Samsung Accelerator: Samsung’s plan to drive the future of their innovation

Silicon Valley drove the first era of the internet. In its modest confines it was the innovation hub which delivered some of the most iconic web brands and tech companies of the 1990’s and 2000’s. Yet this area has become so competitive that in some cases large corporations are purchasing start-ups in order to acquire their lead developer rather than their cutting edge technology. Samsung think they have the answer though, as last Thursday they launched the Samsung Accelerator in Silicon Valley, with the aim of literally hoovering up the best talent in the valley.

Based on Palo Alto’s famous university avenue, the accelerator will focus on software companies as opposed to the hardware companies that it might be assumed would interest Samsung more. As a sign of how serious Samsung are taking this programme, they choose to launch it with senior executive David Eun. Eun is the company’s executive Vice-President, and he will be driving the programme from the senior executive level within Samsung. Having launched the Silicon Valley class of 2013, Eun has indicated that a New York based version is next in line.

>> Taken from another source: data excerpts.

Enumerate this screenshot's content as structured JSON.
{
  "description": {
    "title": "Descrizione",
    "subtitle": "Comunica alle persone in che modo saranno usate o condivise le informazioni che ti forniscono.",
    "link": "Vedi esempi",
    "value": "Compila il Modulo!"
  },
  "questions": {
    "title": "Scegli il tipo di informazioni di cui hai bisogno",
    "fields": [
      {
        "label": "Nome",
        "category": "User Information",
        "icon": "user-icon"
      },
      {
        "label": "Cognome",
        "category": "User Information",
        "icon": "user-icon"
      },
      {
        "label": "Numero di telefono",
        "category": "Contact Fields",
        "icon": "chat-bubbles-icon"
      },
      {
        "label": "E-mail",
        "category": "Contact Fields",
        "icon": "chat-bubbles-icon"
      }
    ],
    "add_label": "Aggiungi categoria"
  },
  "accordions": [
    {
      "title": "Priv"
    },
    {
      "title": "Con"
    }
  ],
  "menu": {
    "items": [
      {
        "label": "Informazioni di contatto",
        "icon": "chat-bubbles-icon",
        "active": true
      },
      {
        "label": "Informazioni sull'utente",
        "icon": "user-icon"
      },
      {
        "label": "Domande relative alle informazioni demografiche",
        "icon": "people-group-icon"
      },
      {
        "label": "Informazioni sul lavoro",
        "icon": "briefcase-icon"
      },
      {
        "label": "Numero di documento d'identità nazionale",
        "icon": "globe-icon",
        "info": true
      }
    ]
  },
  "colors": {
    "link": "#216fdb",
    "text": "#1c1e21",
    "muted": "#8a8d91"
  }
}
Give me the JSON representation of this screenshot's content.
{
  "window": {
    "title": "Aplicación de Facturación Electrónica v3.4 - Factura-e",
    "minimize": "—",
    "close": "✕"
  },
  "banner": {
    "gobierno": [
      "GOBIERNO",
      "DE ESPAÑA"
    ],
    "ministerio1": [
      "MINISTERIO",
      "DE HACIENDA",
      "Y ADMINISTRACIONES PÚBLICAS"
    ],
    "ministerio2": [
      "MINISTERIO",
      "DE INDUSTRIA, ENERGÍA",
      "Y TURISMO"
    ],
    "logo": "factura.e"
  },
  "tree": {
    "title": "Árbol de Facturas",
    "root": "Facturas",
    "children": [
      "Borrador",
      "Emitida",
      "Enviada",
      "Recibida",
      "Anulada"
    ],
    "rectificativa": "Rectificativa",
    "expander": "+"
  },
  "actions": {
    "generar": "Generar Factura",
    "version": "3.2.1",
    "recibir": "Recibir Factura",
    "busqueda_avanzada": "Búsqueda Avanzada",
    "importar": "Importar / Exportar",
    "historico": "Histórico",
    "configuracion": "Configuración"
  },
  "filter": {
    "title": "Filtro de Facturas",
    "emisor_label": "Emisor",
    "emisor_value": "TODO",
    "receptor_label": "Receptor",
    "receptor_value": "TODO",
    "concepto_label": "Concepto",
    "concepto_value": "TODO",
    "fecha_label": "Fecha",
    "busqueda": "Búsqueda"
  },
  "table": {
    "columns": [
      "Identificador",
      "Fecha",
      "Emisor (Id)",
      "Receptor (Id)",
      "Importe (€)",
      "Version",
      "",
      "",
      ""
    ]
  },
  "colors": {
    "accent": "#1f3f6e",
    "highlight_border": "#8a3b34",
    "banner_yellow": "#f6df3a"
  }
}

All of this start-up innovation will feed into the samsung ‘open innovation centre’, which routes into the company’s main business arms, including mobile and television. This open innovation initiative feeds any acquired organisations into the wider Samsung family, whilst also housing the south-korean company’s venture backed schemes. Whilst the open innovation centre has no specific geograhical locale – its remit is global – the main head quarters is a mere ten minute drive from Stamford University, as well as big research centres for leading tech company’s like Nokia.

It increasingly appears that such schemes could be the future of clue chip company’s innovation. The bloated organisational structures of the larger tech companies can stifle in bound innovation, as the organisations lose the nimble, lean structures that their founders instigated. Such structures do little to entice the top talent, many of whom are attracted by the ‘start up culture’ that has defined the Silicon Valley area for generations

Therefore, the increasingly attractive accelerator market makes sense for company’s like Samsung. The premise is simple: Young start up companies apply to join the accelerator. If accepted, the accelerator provides mentor ship, office space, access to resources and general guidance. In return, the accelerator takes equity in the new companies, usually circa ten percent. The company is then given the launch pad it needs to push on, but is given a time limited timeframe to start succeeding – which is usually as short as 90 days.

With a stake in the companies, Samsung will be able to influence their future and tap into the best elements. As exciting new software emerges, Samsung will get first (or at least early) access. They therefore get access not only to the best talent, but also that talents best early creations.

No doubt this model will be looked at by other big tech companies moving forward, as done right, it can work well for all involved.